In the immediate aftermath of the conviction of Scerri and Pulis, Archbishop Emeritus Cremona had also publicly accepted responsibility and discussed financial compensation. But he reneged on this on the spurious grounds that the Church “bore no legal responsibility for what had happened to boys in the care of a religious order”.
It was therefore a profound disappointment that, on his promotion to Auxiliary Bishop, Scicluna also reversed what he had urged as Vatican prosecutor, saying that this was the “personal responsibility” of those who caused the damage, and that it was “unfair” to make the Church “vicariously liable” because – in the kind of legalistic contortions which have marked the Church’s handling of abuse cases – the crimes were committed by individual priests, not the Church community as an institution.
In effect, the Church has cynically hidden behind the law in order to force these financially weak victims to desist from pursuing their rightful case for compensation. Fair play, natural justice and the Church’s moral responsibility alone should suffice to be outraged at such a line of argument.
The case against the Maltese Church is clear-cut. The Church knew about, supported and initially stood by these paedophile priests. By its actions it effectively condoned what they did for years, thereby placing vulnerable boys in harm’s way. The Church failed abysmally in its duty of care to the children in the home.
There is an unarguable case for the Church to pay compensation. The direct line of responsibility from the priests in the home who committed these crimes, up through the hierarchy of the Missionary Society of St Paul, to the Curia and the Archbishop, is clear. The ultimate responsibility for the care provided in this home for young orphaned boys clearly rested with the Church, as it does with the other charitable homes it runs.

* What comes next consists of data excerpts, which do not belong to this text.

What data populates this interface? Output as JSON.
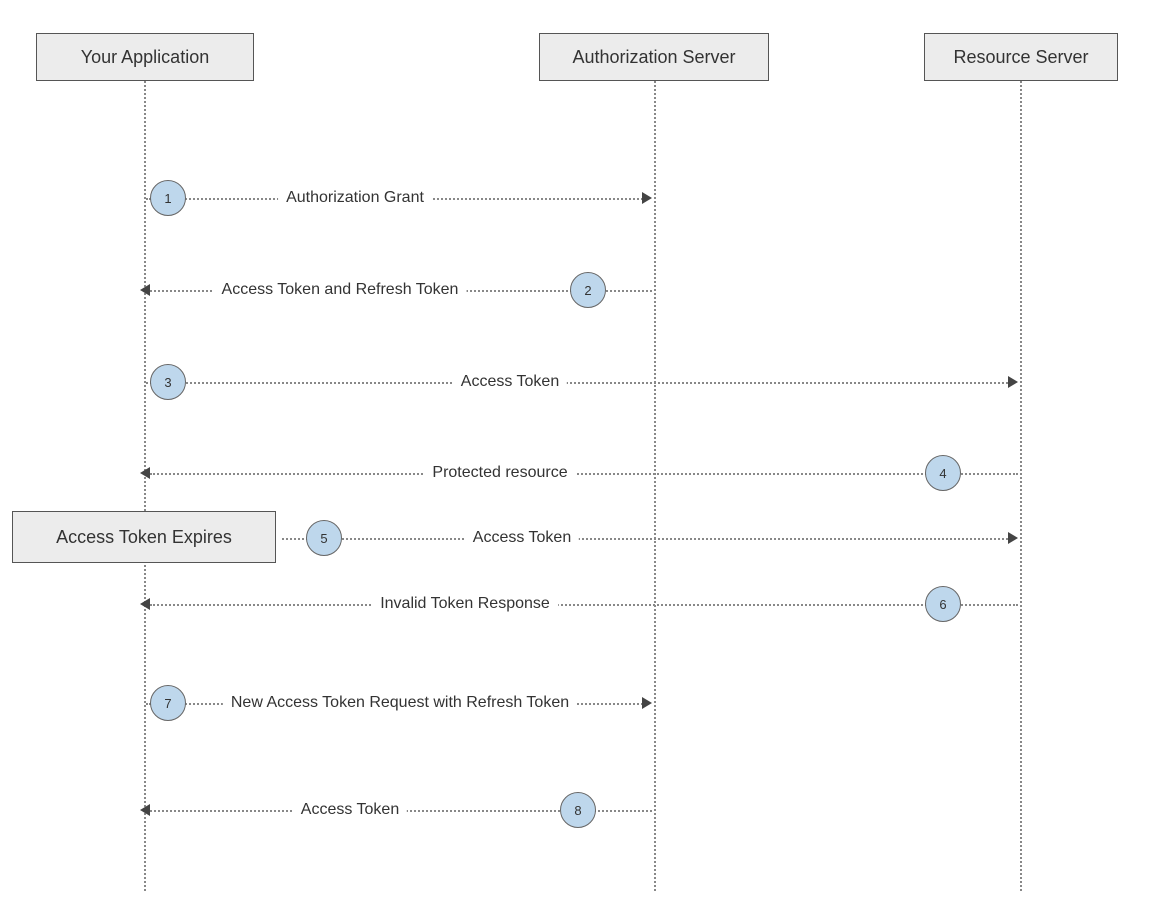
{
  "actors": {
    "app": "Your Application",
    "auth": "Authorization Server",
    "res": "Resource Server"
  },
  "note": "Access Token Expires",
  "steps": [
    {
      "num": "1",
      "label": "Authorization Grant"
    },
    {
      "num": "2",
      "label": "Access Token and Refresh Token"
    },
    {
      "num": "3",
      "label": "Access Token"
    },
    {
      "num": "4",
      "label": "Protected resource"
    },
    {
      "num": "5",
      "label": "Access Token"
    },
    {
      "num": "6",
      "label": "Invalid Token Response"
    },
    {
      "num": "7",
      "label": "New Access Token Request with Refresh Token"
    },
    {
      "num": "8",
      "label": "Access Token"
    }
  ],
  "colors": {
    "fill": "#bed7ec",
    "box": "#ececec",
    "line": "#888"
  }
}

The Maltese Church is directly accountable for the criminal actions of the four priests. It was the Church, through the Missionary Society of St Paul, that appointed them to their positions of trust, which they then horribly abused. It should therefore bear legal liability for these paedophile crimes.
As Spotlight has reminded us, the Church must not be allowed to try to hide behind the law as an excuse for not paying financial compensation to the victims of sex abuse by its priests. If it does, it lays itself open to charges of hypocrisy and worse: moral cowardice and a cynical act of injustice to avoid paying compensation.
The victims have a right to justice, healing and financial compensation for the harm they have suffered. Rather than giving victims “empowerment”, they have been traduced.
2016 has been declared ‘The Year of Mercy’ by the Pope. It is surely incumbent on Archbishop Scicluna – former Vatican prosecutor of clerical child sex abuse cases, more acquainted than anybody else with the horrors committed in the name of the Church – in the spirit of mercy which underpins the declared ‘Year of Mercy’, to take all the steps in his power as Archbishop to help the 10 victims of clerical abuse still pressing to receive compensation for the harm suffered at the hands of his Church.
Even now, it is not too late for him to perform an act of compassion towards the 10 victims out of mercy for their suffering. The Maltese Church has failed the victims once. Now that he is Archbishop, Scicluna is still in time to ensure it does not continue to fail them.